Slope 911 | ((exclusive))
You will lose people. The mountain will take them. But in the moments you succeed—when you pull a half-frozen teenager out of a crevasse, or when you hear a heartbeat through the snow— Slope 911 delivers a rush no other game can touch.
The snow is blinding. The wind is screaming at 60 miles per hour. Somewhere below the ridge, a skier’s emergency beacon is blinking red.

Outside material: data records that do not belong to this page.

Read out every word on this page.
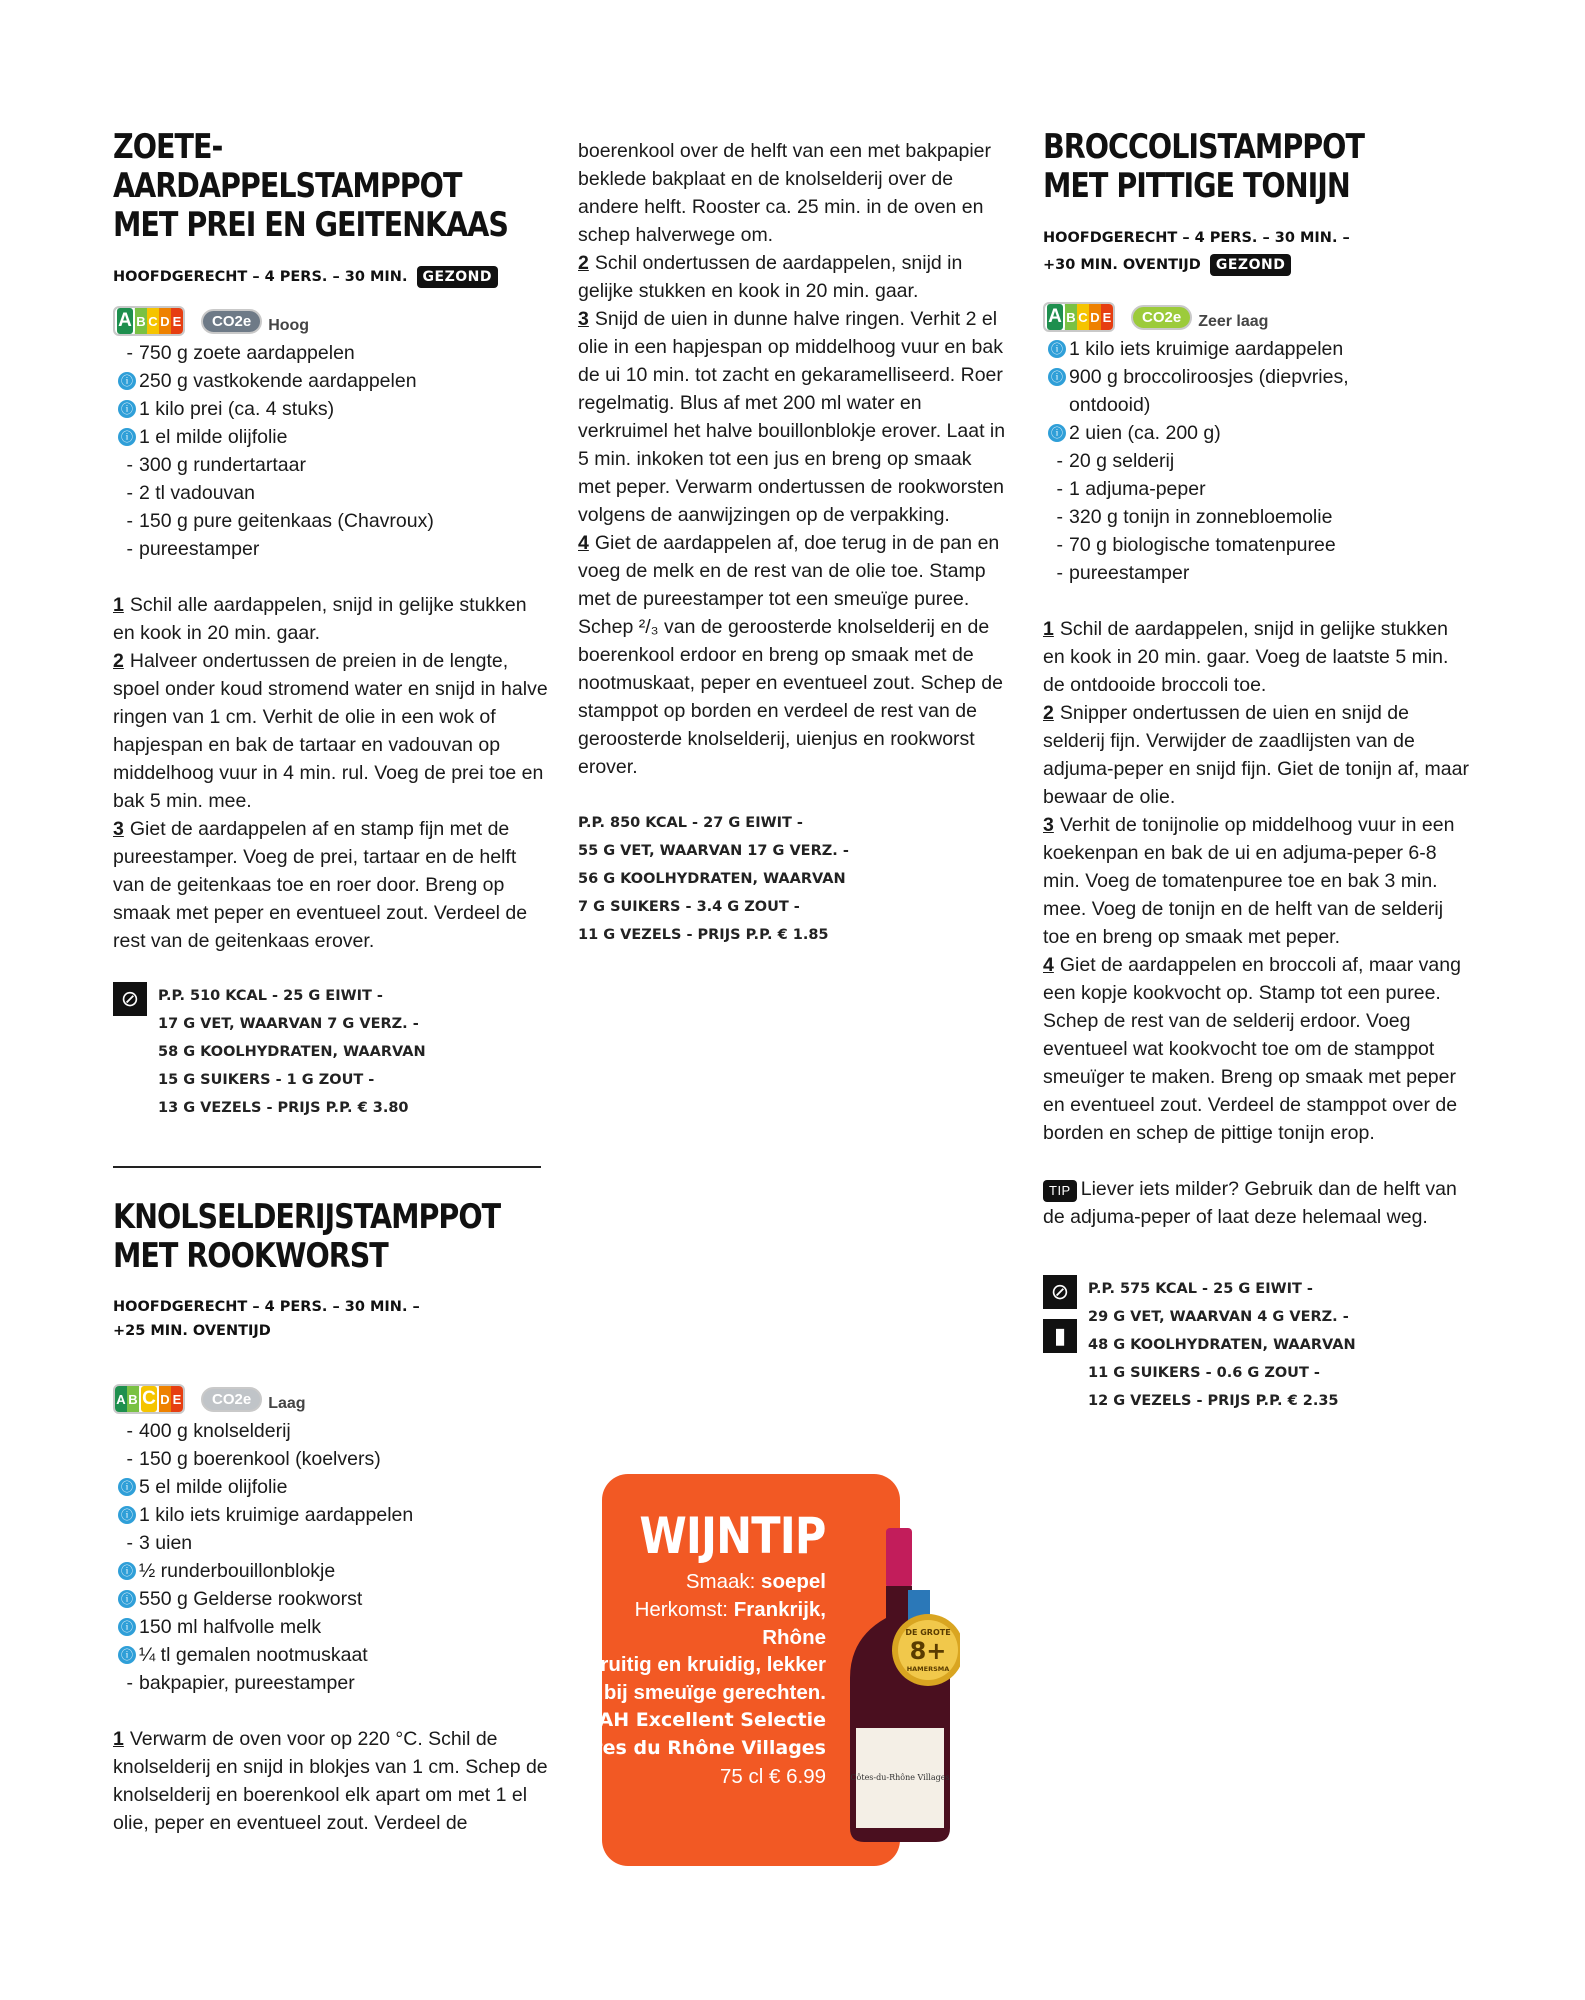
ZOETE-AARDAPPELSTAMPPOT
MET PREI EN GEITENKAAS
HOOFDGERECHT – 4 PERS. – 30 MIN. GEZOND
A B C D E	CO2e	Hoog
- 750 g zoete aardappelen
ⓘ 250 g vastkokende aardappelen
ⓘ 1 kilo prei (ca. 4 stuks)
ⓘ 1 el milde olijfolie
- 300 g rundertartaar
- 2 tl vadouvan
- 150 g pure geitenkaas (Chavroux)
- pureestamper

1 Schil alle aardappelen, snijd in gelijke stukken en kook in 20 min. gaar.

2 Halveer ondertussen de preien in de lengte, spoel onder koud stromend water en snijd in halve ringen van 1 cm. Verhit de olie in een wok of hapjespan en bak de tartaar en vadouvan op middelhoog vuur in 4 min. rul. Voeg de prei toe en bak 5 min. mee.

3 Giet de aardappelen af en stamp fijn met de pureestamper. Voeg de prei, tartaar en de helft van de geitenkaas toe en roer door. Breng op smaak met peper en eventueel zout. Verdeel de rest van de geitenkaas erover.

⊘	P.P. 510 KCAL - 25 G EIWIT -
17 G VET, WAARVAN 7 G VERZ. -
58 G KOOLHYDRATEN, WAARVAN
15 G SUIKERS - 1 G ZOUT -
13 G VEZELS - PRIJS P.P. € 3.80
KNOLSELDERIJSTAMPPOT
MET ROOKWORST
HOOFDGERECHT – 4 PERS. – 30 MIN. –
+25 MIN. OVENTIJD
A B C D E	CO2e	Laag
- 400 g knolselderij
- 150 g boerenkool (koelvers)
ⓘ 5 el milde olijfolie
ⓘ 1 kilo iets kruimige aardappelen
- 3 uien
ⓘ ½ runderbouillonblokje
ⓘ 550 g Gelderse rookworst
ⓘ 150 ml halfvolle melk
ⓘ ¼ tl gemalen nootmuskaat
- bakpapier, pureestamper

1 Verwarm de oven voor op 220 °C. Schil de knolselderij en snijd in blokjes van 1 cm. Schep de knolselderij en boerenkool elk apart om met 1 el olie, peper en eventueel zout. Verdeel de

boerenkool over de helft van een met bakpapier beklede bakplaat en de knolselderij over de andere helft. Rooster ca. 25 min. in de oven en schep halverwege om.

2 Schil ondertussen de aardappelen, snijd in gelijke stukken en kook in 20 min. gaar.

3 Snijd de uien in dunne halve ringen. Verhit 2 el olie in een hapjespan op middelhoog vuur en bak de ui 10 min. tot zacht en gekaramelliseerd. Roer regelmatig. Blus af met 200 ml water en verkruimel het halve bouillonblokje erover. Laat in 5 min. inkoken tot een jus en breng op smaak met peper. Verwarm ondertussen de rookworsten volgens de aanwijzingen op de verpakking.

4 Giet de aardappelen af, doe terug in de pan en voeg de melk en de rest van de olie toe. Stamp met de pureestamper tot een smeuïge puree. Schep ²/₃ van de geroosterde knolselderij en de boerenkool erdoor en breng op smaak met de nootmuskaat, peper en eventueel zout. Schep de stamppot op borden en verdeel de rest van de geroosterde knolselderij, uienjus en rookworst erover.

P.P. 850 KCAL - 27 G EIWIT -
55 G VET, WAARVAN 17 G VERZ. -
56 G KOOLHYDRATEN, WAARVAN
7 G SUIKERS - 3.4 G ZOUT -
11 G VEZELS - PRIJS P.P. € 1.85
BROCCOLISTAMPPOT
MET PITTIGE TONIJN
HOOFDGERECHT – 4 PERS. – 30 MIN. –
+30 MIN. OVENTIJD GEZOND
A B C D E	CO2e	Zeer laag
ⓘ 1 kilo iets kruimige aardappelen
ⓘ 900 g broccoliroosjes (diepvries,
ontdooid)
ⓘ 2 uien (ca. 200 g)
- 20 g selderij
- 1 adjuma-peper
- 320 g tonijn in zonnebloemolie
- 70 g biologische tomatenpuree
- pureestamper

1 Schil de aardappelen, snijd in gelijke stukken en kook in 20 min. gaar. Voeg de laatste 5 min. de ontdooide broccoli toe.

2 Snipper ondertussen de uien en snijd de selderij fijn. Verwijder de zaadlijsten van de adjuma-peper en snijd fijn. Giet de tonijn af, maar bewaar de olie.

3 Verhit de tonijnolie op middelhoog vuur in een koekenpan en bak de ui en adjuma-peper 6-8 min. Voeg de tomatenpuree toe en bak 3 min. mee. Voeg de tonijn en de helft van de selderij toe en breng op smaak met peper.

4 Giet de aardappelen en broccoli af, maar vang een kopje kookvocht op. Stamp tot een puree. Schep de rest van de selderij erdoor. Voeg eventueel wat kookvocht toe om de stamppot smeuïger te maken. Breng op smaak met peper en eventueel zout. Verdeel de stamppot over de borden en schep de pittige tonijn erop.

TIP Liever iets milder? Gebruik dan de helft van de adjuma-peper of laat deze helemaal weg.

⊘
▮
P.P. 575 KCAL - 25 G EIWIT -
29 G VET, WAARVAN 4 G VERZ. -
48 G KOOLHYDRATEN, WAARVAN
11 G SUIKERS - 0.6 G ZOUT -
12 G VEZELS - PRIJS P.P. € 2.35
WIJNTIP
Smaak: soepel
Herkomst: Frankrijk, Rhône
Fruitig en kruidig, lekker bij smeuïge gerechten.
AH Excellent Selectie Côtes du Rhône Villages
75 cl € 6.99	Côtes-du-Rhône Villages
DE GROTE
8+
HAMERSMA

Slope 911 is available now on PC, PlayStation 5, and Xbox Series X. Rated M for Mature (Blood, Intense Violence, Use of Medical Procedures). Always ski with a partner. And a beacon. slope 911
Forget the glamorous après-ski lounges and perfectly groomed corduroy trails. Slope 911 drops you into the white hell of an active avalanche zone, a broken lift tower, or a hypothermic hiker trapped on a frozen cliff face. You aren’t here to carve powder. You’re here to save lives. The core loop of Slope 911 is brutal in its simplicity: Reach. Stabilize. Evacuate.

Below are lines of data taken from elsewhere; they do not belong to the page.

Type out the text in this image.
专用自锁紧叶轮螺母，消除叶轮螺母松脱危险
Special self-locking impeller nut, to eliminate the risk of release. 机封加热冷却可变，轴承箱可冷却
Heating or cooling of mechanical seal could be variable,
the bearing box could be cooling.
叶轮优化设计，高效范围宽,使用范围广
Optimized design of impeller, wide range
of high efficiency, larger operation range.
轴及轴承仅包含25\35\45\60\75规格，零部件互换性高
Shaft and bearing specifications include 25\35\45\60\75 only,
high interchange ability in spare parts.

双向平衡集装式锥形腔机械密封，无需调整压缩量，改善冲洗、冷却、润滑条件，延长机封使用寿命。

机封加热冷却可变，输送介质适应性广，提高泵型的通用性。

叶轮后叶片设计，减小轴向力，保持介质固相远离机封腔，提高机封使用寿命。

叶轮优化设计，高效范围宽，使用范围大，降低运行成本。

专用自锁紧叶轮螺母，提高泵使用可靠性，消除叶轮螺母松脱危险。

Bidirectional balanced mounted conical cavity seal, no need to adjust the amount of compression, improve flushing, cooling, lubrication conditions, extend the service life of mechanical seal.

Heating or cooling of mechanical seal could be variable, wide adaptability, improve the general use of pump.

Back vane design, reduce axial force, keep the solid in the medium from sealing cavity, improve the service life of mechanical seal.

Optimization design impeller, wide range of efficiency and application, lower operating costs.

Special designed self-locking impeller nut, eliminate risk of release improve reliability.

But the execution? That’s where panic sets in. Every rescue begins with a frantic 911 call filtered through static. A snowboarder’s garbled scream. A lift operator’s choked report of a snapped cable. Then, your HUD lights up: Victim core temperature: 89°F and dropping. Avalanche risk: Extreme. Time to whiteout: 90 seconds. You will lose people
You command a squad of elite patrolers—each with unique flaws and strengths. There’s , a former Olympic downhiller who can reach any victim in record time but ignores his own frostbite. There’s Dr. Elara Voss , a trauma surgeon who can field-amputate a limb in a blizzard but freezes up around heights. Choosing the wrong responder for the wrong job doesn’t just cost you a medal—it costs a digital life that you will remember. Every Choice Carves a Scar What makes Slope 911 terrifyingly addictive is its dynamic injury system. This isn’t a simple health bar. A victim doesn’t just “die.” They fade.

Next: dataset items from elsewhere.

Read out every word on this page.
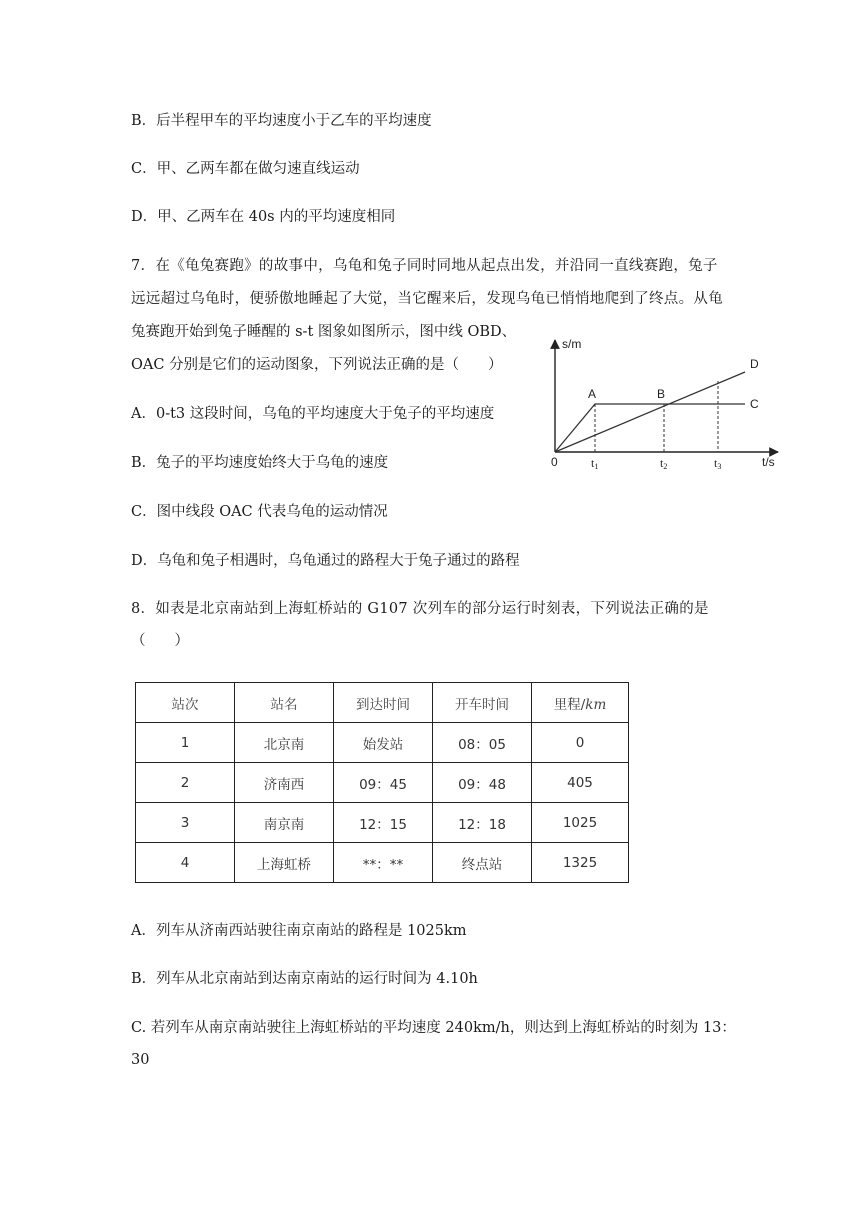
B．后半程甲车的平均速度小于乙车的平均速度
C．甲、乙两车都在做匀速直线运动
D．甲、乙两车在 40s 内的平均速度相同
7．在《龟兔赛跑》的故事中，乌龟和兔子同时同地从起点出发，并沿同一直线赛跑，兔子
远远超过乌龟时，便骄傲地睡起了大觉，当它醒来后，发现乌龟已悄悄地爬到了终点。从龟
兔赛跑开始到兔子睡醒的 s-t 图象如图所示，图中线 OBD、
OAC 分别是它们的运动图象，下列说法正确的是（　　）
A．0-t3 这段时间，乌龟的平均速度大于兔子的平均速度
B．兔子的平均速度始终大于乌龟的速度
C．图中线段 OAC 代表乌龟的运动情况
D．乌龟和兔子相遇时，乌龟通过的路程大于兔子通过的路程
s/m
t/s
0
A	B
C
D
t1	t2	t3
8．如表是北京南站到上海虹桥站的 G107 次列车的部分运行时刻表，下列说法正确的是
（　　）
站次	站名	到达时间	开车时间	里程/km
1	北京南	始发站	08：05	0
2	济南西	09：45	09：48	405
3	南京南	12：15	12：18	1025
4	上海虹桥	**：**	终点站	1325
A．列车从济南西站驶往南京南站的路程是 1025km
B．列车从北京南站到达南京南站的运行时间为 4.10h
C. 若列车从南京南站驶往上海虹桥站的平均速度 240km/h，则达到上海虹桥站的时刻为 13：
30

You’ll learn the difference between a wet slab and a persistent weak layer . You’ll memorize the symptoms of hypothermia (the “umbles”: stumbles, mumbles, grumbles, fumbles). You’ll develop the dark gallows humor that real first responders use to survive the psychological toll. Slope 911 is not for the faint of heart. It’s not for players who demand a “victory screen” every twenty minutes. It is for those who want to feel the weight of a rescue harness digging into their shoulders, the burn of -40 degree air in their lungs, and the hollow silence that follows a failed save. The snow is blinding
You might find a climber with a shattered femur—his bone visible through the tear in his Gore-Tex. Do you administer morphine (risking respiratory failure in the cold) or splint the leg raw (risking him screaming loud enough to trigger an avalanche)?